Finite sample regimes: The theoretical guarantees hold in the asymptotic limit; finite-sample performance depends on training data, inductive bias, and model complexity.
Hyperparameter sensitivity: Selection of latent dimension, jump map architecture, and signature truncation level significantly affects practical accuracy.
Computational cost: Signature computation (for input-output models) and large neural network training can be computationally demanding.
Event discontinuities: While jump handling is explicit in NJODE design, convergence and stability proofs for high-order or non-smooth dynamics involving jumps remain an active area.

Open Questions

Structured uncertainty quantification: Recent advances in high-order expansions at event times (see Event Transition Tensors (Izzo et al., 2 Apr 2025)) suggest complementary methods for uncertainty propagation and rigorous certification.
Loss function design: Proper construction for regression, classification, and filtering, especially in input-output settings where output is not part of input, is critical to retain theoretical guarantees—see IO loss versus “old” loss formulations (Heiss et al., 4 Dec 2024).
Nonparametric jump map learning: Extending high-order neural modifications to jump-induced discontinuities warrants further investigation for convergence and efficiency.

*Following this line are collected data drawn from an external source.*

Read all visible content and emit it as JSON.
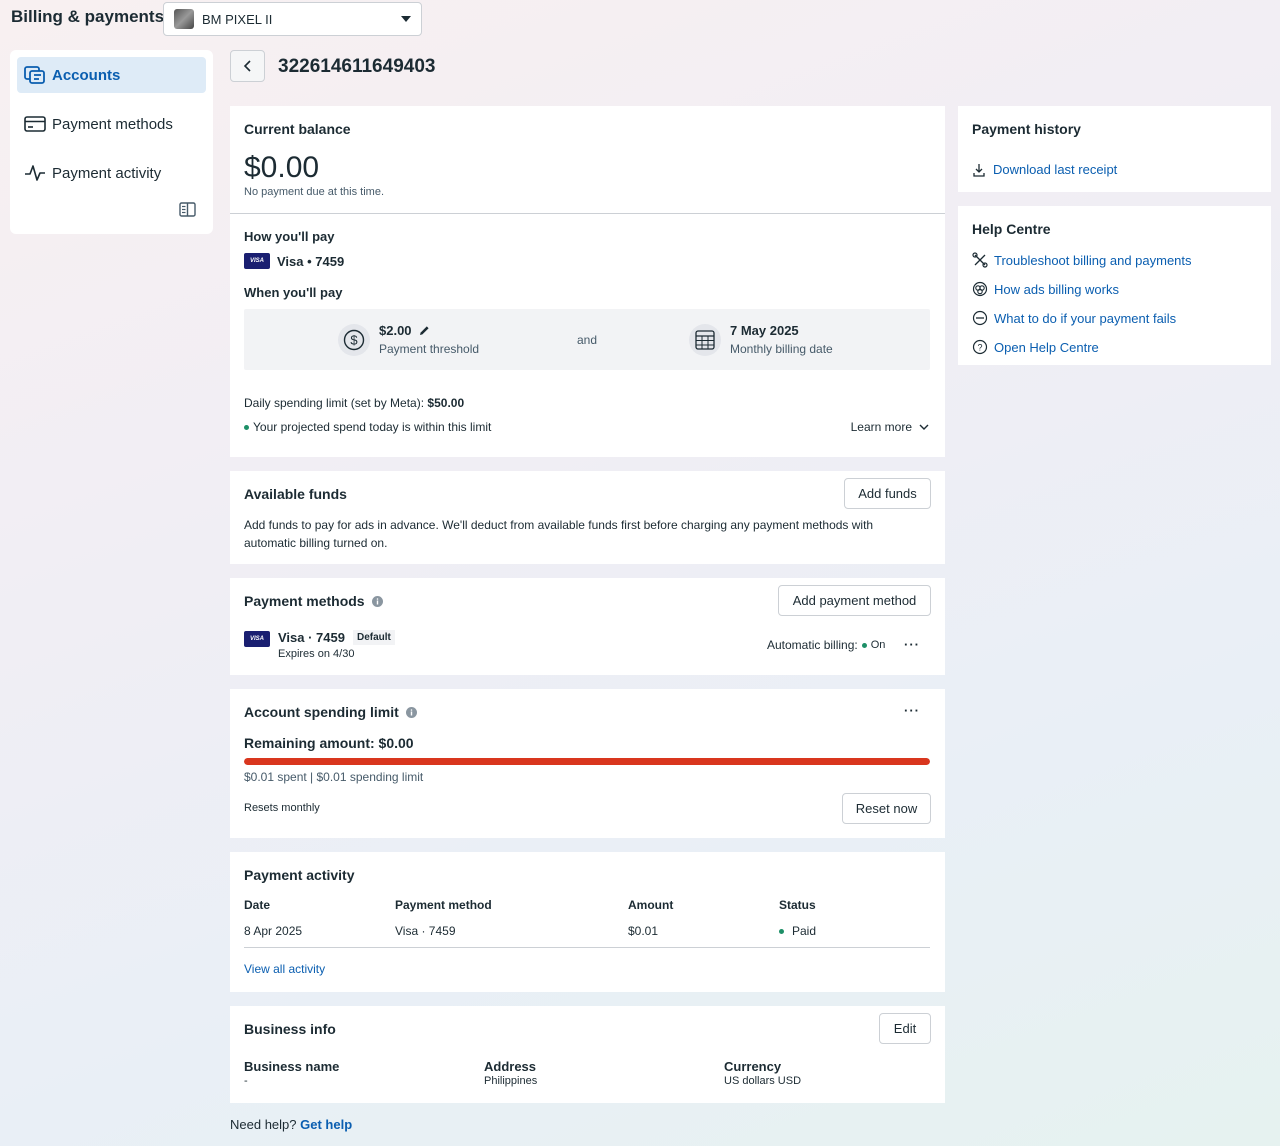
{
  "header": {
    "title": "Billing & payments",
    "account_name": "BM PIXEL II"
  },
  "sidebar": {
    "items": [
      {
        "label": "Accounts",
        "icon": "accounts-icon",
        "active": true
      },
      {
        "label": "Payment methods",
        "icon": "credit-card-icon",
        "active": false
      },
      {
        "label": "Payment activity",
        "icon": "activity-icon",
        "active": false
      }
    ]
  },
  "account": {
    "id": "322614611649403"
  },
  "balance": {
    "title": "Current balance",
    "amount": "$0.00",
    "note": "No payment due at this time.",
    "how_title": "How you'll pay",
    "card_label": "Visa • 7459",
    "when_title": "When you'll pay",
    "threshold_amount": "$2.00",
    "threshold_label": "Payment threshold",
    "and_label": "and",
    "billing_date": "7 May 2025",
    "billing_date_label": "Monthly billing date",
    "daily_limit_prefix": "Daily spending limit (set by Meta):",
    "daily_limit_value": "$50.00",
    "projected_note": "Your projected spend today is within this limit",
    "learn_more": "Learn more"
  },
  "funds": {
    "title": "Available funds",
    "button": "Add funds",
    "description": "Add funds to pay for ads in advance. We'll deduct from available funds first before charging any payment methods with automatic billing turned on."
  },
  "payment_methods": {
    "title": "Payment methods",
    "button": "Add payment method",
    "card_label": "Visa · 7459",
    "default_badge": "Default",
    "expires": "Expires on 4/30",
    "auto_billing_label": "Automatic billing:",
    "auto_billing_value": "On",
    "more": "···"
  },
  "spending_limit": {
    "title": "Account spending limit",
    "remaining": "Remaining amount: $0.00",
    "usage": "$0.01 spent | $0.01 spending limit",
    "progress_fraction": 1.0,
    "bar_color": "#d9361e",
    "resets": "Resets monthly",
    "button": "Reset now",
    "more": "···"
  },
  "activity": {
    "title": "Payment activity",
    "columns": [
      "Date",
      "Payment method",
      "Amount",
      "Status"
    ],
    "rows": [
      {
        "date": "8 Apr 2025",
        "method": "Visa · 7459",
        "amount": "$0.01",
        "status": "Paid"
      }
    ],
    "view_all": "View all activity"
  },
  "business": {
    "title": "Business info",
    "button": "Edit",
    "name_label": "Business name",
    "name_value": "-",
    "address_label": "Address",
    "address_value": "Philippines",
    "currency_label": "Currency",
    "currency_value": "US dollars USD"
  },
  "footer": {
    "need_help": "Need help?",
    "get_help": "Get help"
  },
  "history": {
    "title": "Payment history",
    "download": "Download last receipt"
  },
  "help_centre": {
    "title": "Help Centre",
    "links": [
      {
        "label": "Troubleshoot billing and payments",
        "icon": "wrench-icon"
      },
      {
        "label": "How ads billing works",
        "icon": "billing-gear-icon"
      },
      {
        "label": "What to do if your payment fails",
        "icon": "minus-circle-icon"
      },
      {
        "label": "Open Help Centre",
        "icon": "question-circle-icon"
      }
    ]
  },
  "colors": {
    "accent": "#0a5eb0",
    "active_bg": "#deebf7",
    "success": "#1d8f67",
    "danger": "#d9361e"
  }
}
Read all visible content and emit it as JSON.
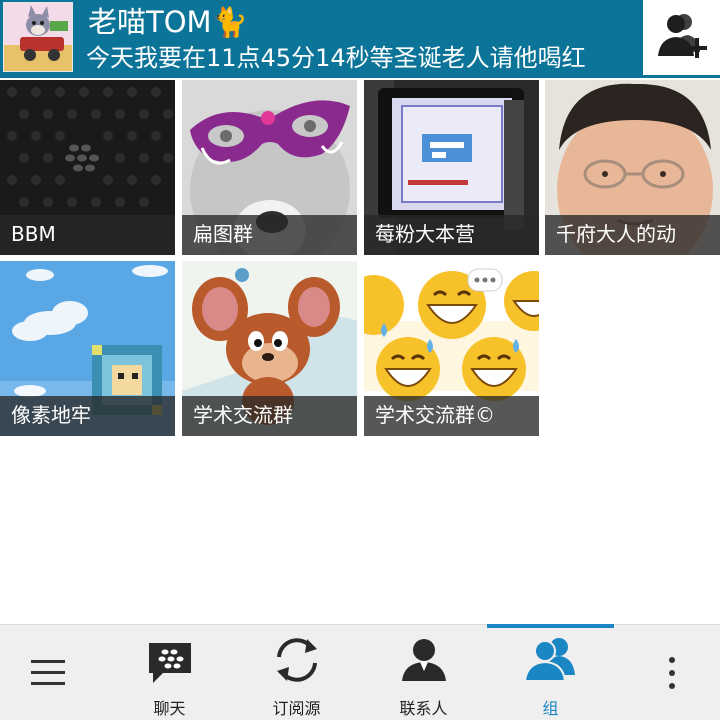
{
  "header": {
    "title": "老喵TOM🐈",
    "status": "今天我要在11点45分14秒等圣诞老人请他喝红",
    "avatar_icon": "tom-cat-avatar-icon",
    "add_contact_icon": "add-contact-icon",
    "accent_color": "#0c7499"
  },
  "groups": [
    {
      "label": "BBM",
      "thumb": "bbm-logo-thumbnail"
    },
    {
      "label": "扁图群",
      "thumb": "masked-husky-thumbnail"
    },
    {
      "label": "莓粉大本营",
      "thumb": "blackberry-device-screen-thumbnail"
    },
    {
      "label": "千府大人的动",
      "thumb": "boy-with-glasses-thumbnail"
    },
    {
      "label": "像素地牢",
      "thumb": "pixel-sky-thumbnail"
    },
    {
      "label": "学术交流群",
      "thumb": "jerry-mouse-thumbnail"
    },
    {
      "label": "学术交流群©",
      "thumb": "sweat-smile-emoji-thumbnail"
    }
  ],
  "nav": {
    "menu_icon": "hamburger-menu-icon",
    "items": [
      {
        "label": "聊天",
        "icon": "bbm-chat-icon"
      },
      {
        "label": "订阅源",
        "icon": "refresh-icon"
      },
      {
        "label": "联系人",
        "icon": "contact-icon"
      },
      {
        "label": "组",
        "icon": "group-icon",
        "active": true
      }
    ],
    "more_icon": "overflow-menu-icon",
    "active_color": "#1b86c4"
  }
}
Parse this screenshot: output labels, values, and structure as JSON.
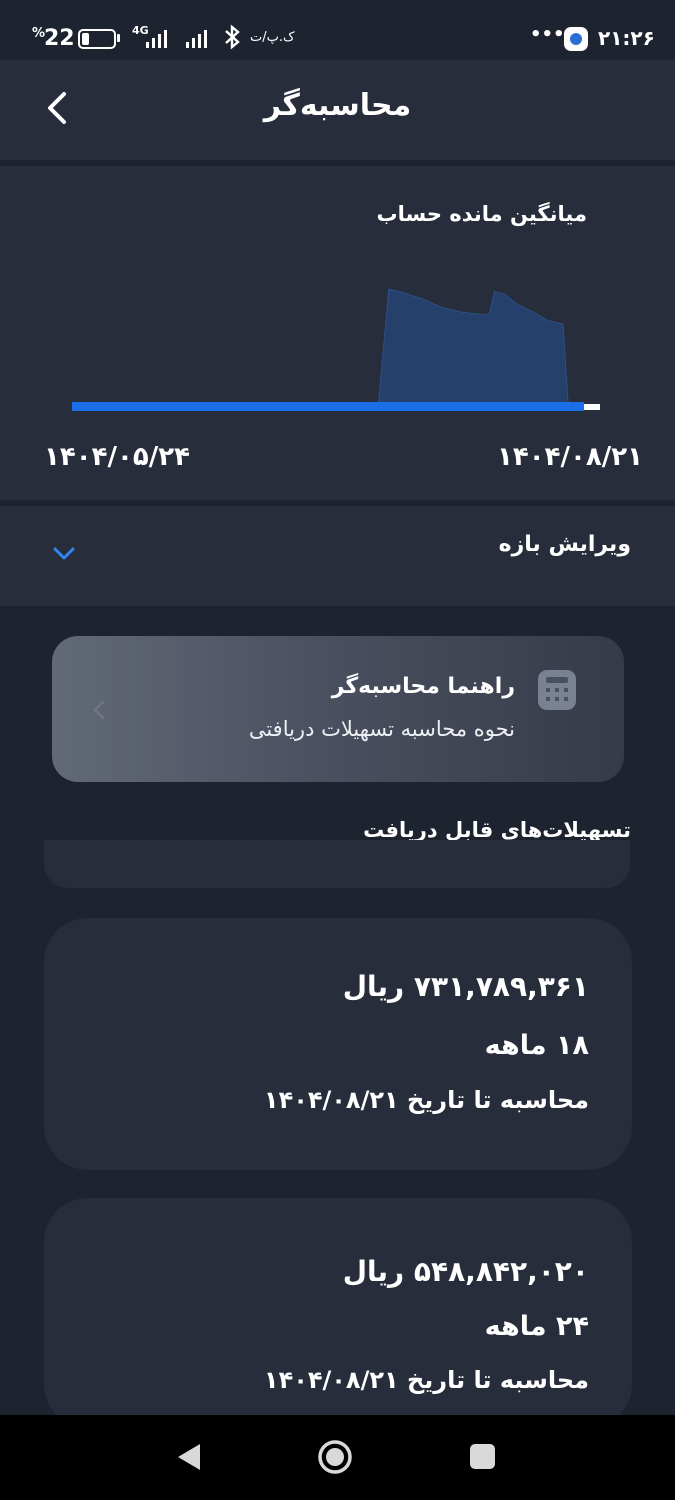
{
  "status_bar": {
    "battery_percent": "22",
    "battery_symbol": "%",
    "battery_level": 0.22,
    "network": "4G",
    "carrier_text": "ک.پ/ت",
    "dots": "•••",
    "time": "۲۱:۲۶"
  },
  "header": {
    "title": "محاسبه‌گر",
    "back_icon": "chevron-left-icon"
  },
  "chart": {
    "title": "میانگین مانده حساب",
    "start_date": "۱۴۰۴/۰۵/۲۴",
    "end_date": "۱۴۰۴/۰۸/۲۱",
    "colors": {
      "area": "#25406b",
      "line": "#1a6ee8",
      "end_marker": "#ffffff"
    }
  },
  "chart_data": {
    "type": "area",
    "title": "میانگین مانده حساب",
    "x_start": "۱۴۰۴/۰۵/۲۴",
    "x_end": "۱۴۰۴/۰۸/۲۱",
    "xlabel": "",
    "ylabel": "",
    "grid": false,
    "series": [
      {
        "x": [
          0,
          0.58,
          0.6,
          0.62,
          0.66,
          0.7,
          0.74,
          0.79,
          0.8,
          0.82,
          0.84,
          0.87,
          0.9,
          0.93,
          0.94,
          1.0
        ],
        "values": [
          0,
          0,
          0.9,
          0.88,
          0.83,
          0.76,
          0.72,
          0.7,
          0.88,
          0.86,
          0.79,
          0.73,
          0.66,
          0.63,
          0,
          0
        ]
      }
    ]
  },
  "range": {
    "label": "ویرایش بازه",
    "icon": "chevron-down-icon"
  },
  "guide": {
    "title": "راهنما محاسبه‌گر",
    "subtitle": "نحوه محاسبه تسهیلات دریافتی",
    "icon": "calculator-icon",
    "arrow_icon": "chevron-left-icon"
  },
  "facilities": {
    "section_title": "تسهیلات‌های قابل دریافت",
    "items": [
      {
        "amount": "۷۳۱,۷۸۹,۳۶۱ ریال",
        "months": "۱۸ ماهه",
        "date_text": "محاسبه تا تاریخ ۱۴۰۴/۰۸/۲۱"
      },
      {
        "amount": "۵۴۸,۸۴۲,۰۲۰ ریال",
        "months": "۲۴ ماهه",
        "date_text": "محاسبه تا تاریخ ۱۴۰۴/۰۸/۲۱"
      }
    ]
  },
  "nav_bar": {
    "back": "triangle-back-icon",
    "home": "circle-home-icon",
    "recents": "square-recents-icon"
  }
}
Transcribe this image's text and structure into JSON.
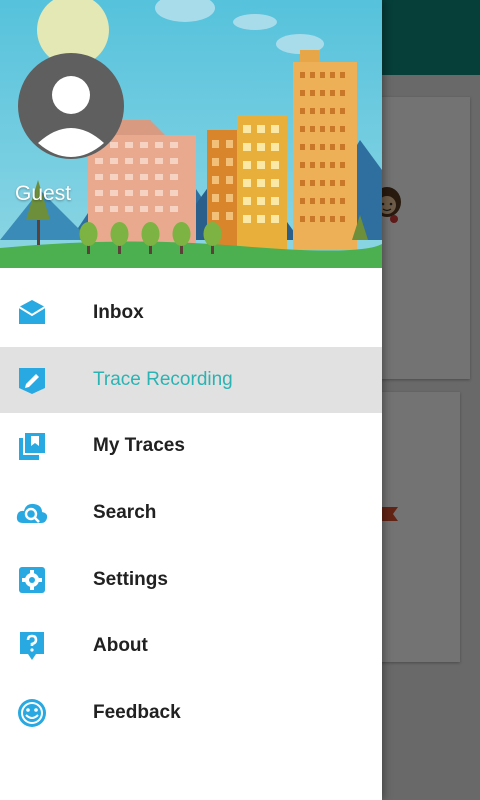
{
  "user": {
    "name": "Guest"
  },
  "menu": {
    "items": [
      {
        "label": "Inbox",
        "icon": "inbox-icon"
      },
      {
        "label": "Trace Recording",
        "icon": "edit-pencil-icon",
        "active": true
      },
      {
        "label": "My Traces",
        "icon": "bookmark-cards-icon"
      },
      {
        "label": "Search",
        "icon": "cloud-search-icon"
      },
      {
        "label": "Settings",
        "icon": "gear-icon"
      },
      {
        "label": "About",
        "icon": "question-bubble-icon"
      },
      {
        "label": "Feedback",
        "icon": "smiley-icon"
      }
    ]
  },
  "colors": {
    "accent": "#2bb3b3",
    "icon": "#29a9e1",
    "toolbar": "#0f8a7f",
    "active_row": "#e1e1e1"
  }
}
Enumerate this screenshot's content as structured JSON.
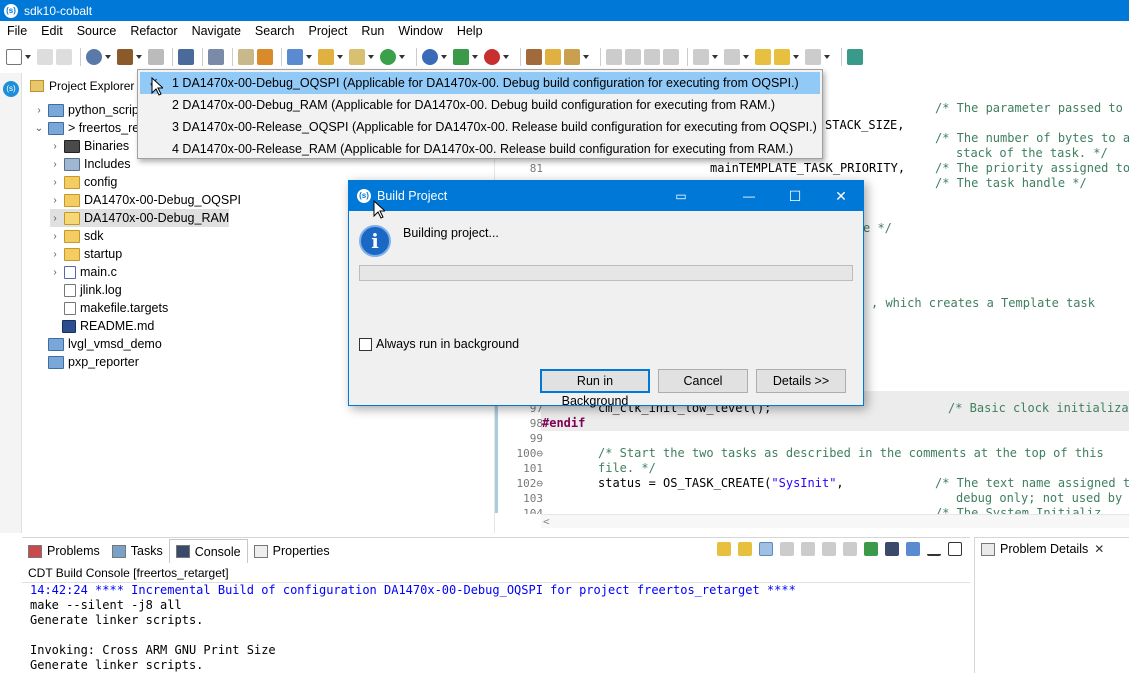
{
  "window": {
    "title": "sdk10-cobalt"
  },
  "menubar": [
    "File",
    "Edit",
    "Source",
    "Refactor",
    "Navigate",
    "Search",
    "Project",
    "Run",
    "Window",
    "Help"
  ],
  "project_explorer": {
    "title": "Project Explorer",
    "items": [
      {
        "label": "python_scrip",
        "icon": "project-icon",
        "twisty": "›"
      },
      {
        "label": "> freertos_re",
        "icon": "project-icon",
        "twisty": "⌄"
      },
      {
        "label": "Binaries",
        "icon": "binaries-icon",
        "twisty": "›"
      },
      {
        "label": "Includes",
        "icon": "includes-icon",
        "twisty": "›"
      },
      {
        "label": "config",
        "icon": "folder-icon",
        "twisty": "›"
      },
      {
        "label": "DA1470x-00-Debug_OQSPI",
        "icon": "folder-icon",
        "twisty": "›"
      },
      {
        "label": "DA1470x-00-Debug_RAM",
        "icon": "folder-icon",
        "twisty": "›"
      },
      {
        "label": "sdk",
        "icon": "folder-icon",
        "twisty": "›"
      },
      {
        "label": "startup",
        "icon": "folder-icon",
        "twisty": "›"
      },
      {
        "label": "main.c",
        "icon": "c-file-icon",
        "twisty": "›"
      },
      {
        "label": "jlink.log",
        "icon": "file-icon",
        "twisty": ""
      },
      {
        "label": "makefile.targets",
        "icon": "file-icon",
        "twisty": ""
      },
      {
        "label": "README.md",
        "icon": "markdown-icon",
        "twisty": ""
      },
      {
        "label": "lvgl_vmsd_demo",
        "icon": "project-closed-icon",
        "twisty": ""
      },
      {
        "label": "pxp_reporter",
        "icon": "project-closed-icon",
        "twisty": ""
      }
    ]
  },
  "config_menu": {
    "items": [
      "1 DA1470x-00-Debug_OQSPI (Applicable for DA1470x-00. Debug build configuration for executing from OQSPI.)",
      "2 DA1470x-00-Debug_RAM (Applicable for DA1470x-00. Debug build configuration for executing from RAM.)",
      "3 DA1470x-00-Release_OQSPI (Applicable for DA1470x-00. Release build configuration for executing from OQSPI.)",
      "4 DA1470x-00-Release_RAM (Applicable for DA1470x-00. Release build configuration for executing from RAM.)"
    ],
    "checked": "✓"
  },
  "editor": {
    "fragments": {
      "c1": "/* The parameter passed to t",
      "c2": "STACK_SIZE,",
      "c3": "/* The number of bytes to al",
      "c4": "stack of the task. */",
      "ln81": "81",
      "c5": "mainTEMPLATE_TASK_PRIORITY,",
      "c6": "/* The priority assigned to",
      "c7": "/* The task handle */",
      "c8": "e */",
      "c9": ", which creates a Template task",
      "ln97": "97",
      "c10": "cm_clk_init_low_level();",
      "c11": "/* Basic clock initializat",
      "ln98": "98",
      "c12": "#endif",
      "ln99": "99",
      "ln100": "100⊖",
      "c13": "/* Start the two tasks as described in the comments at the top of this",
      "ln101": "101",
      "c14": "file. */",
      "ln102": "102⊖",
      "c15a": "status = OS_TASK_CREATE(",
      "c15b": "\"SysInit\"",
      "c15c": ",",
      "c16": "/* The text name assigned to",
      "ln103": "103",
      "c17": "debug only; not used by t",
      "ln104": "104",
      "c18": "/* The System Initializ",
      "hscroll": "<"
    }
  },
  "bottom_panel": {
    "tabs": [
      "Problems",
      "Tasks",
      "Console",
      "Properties"
    ],
    "console_name": "CDT Build Console [freertos_retarget]",
    "lines": [
      "14:42:24 **** Incremental Build of configuration DA1470x-00-Debug_OQSPI for project freertos_retarget ****",
      "make --silent -j8 all",
      "Generate linker scripts.",
      "",
      "Invoking: Cross ARM GNU Print Size",
      "Generate linker scripts."
    ]
  },
  "problem_panel": {
    "tab": "Problem Details",
    "close": "✕"
  },
  "build_dialog": {
    "title": "Build Project",
    "message": "Building project...",
    "progress": 0,
    "checkbox_label": "Always run in background",
    "buttons": {
      "run_background": "Run in Background",
      "cancel": "Cancel",
      "details": "Details >>"
    },
    "window_buttons": {
      "minimize": "—",
      "maximize": "☐",
      "close": "✕"
    }
  },
  "colors": {
    "accent": "#0078d7",
    "menu_highlight": "#91c9f7",
    "comment": "#3f7f5f",
    "keyword": "#7f0055",
    "string": "#2a00ff"
  }
}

7. Historical Context and Significance

Neural Jump ODEs were developed to address the limitations of pure neural ODEs and ODE-RNN hybrids in modeling hybrid systems that require rapid adaptation to new information—such as medical monitoring, financial forecasting, and biological dynamics. The universality of their theoretical construction, coupled with empirical advances in irregularly sampled, partial observation environments, positions NJODEs as a foundational model class for contemporary continuous-time deep learning and data-driven dynamical system identification.

Recent work demonstrates robust convergence properties and optimality guarantees for both canonical prediction (same input-output process) and general input-output filtering/classification settings, summarized by (Herrera et al., 2020) and (Heiss et al., 4 Dec 2024). Connections to variational inference for Markov jump processes (Seifner et al., 2023), neural SDEs (Jia et al., 2019), and high-order expansion methods (Izzo et al., 2 Apr 2025) highlight their versatility and ongoing relevance in both theory and industry applications.

A plausible implication is that future advances will further integrate rigorous uncertainty quantification, improved discretization schemes for jump corrections, and data-efficient training objectives optimized for real-world noisy, sparse, or multimodal time series.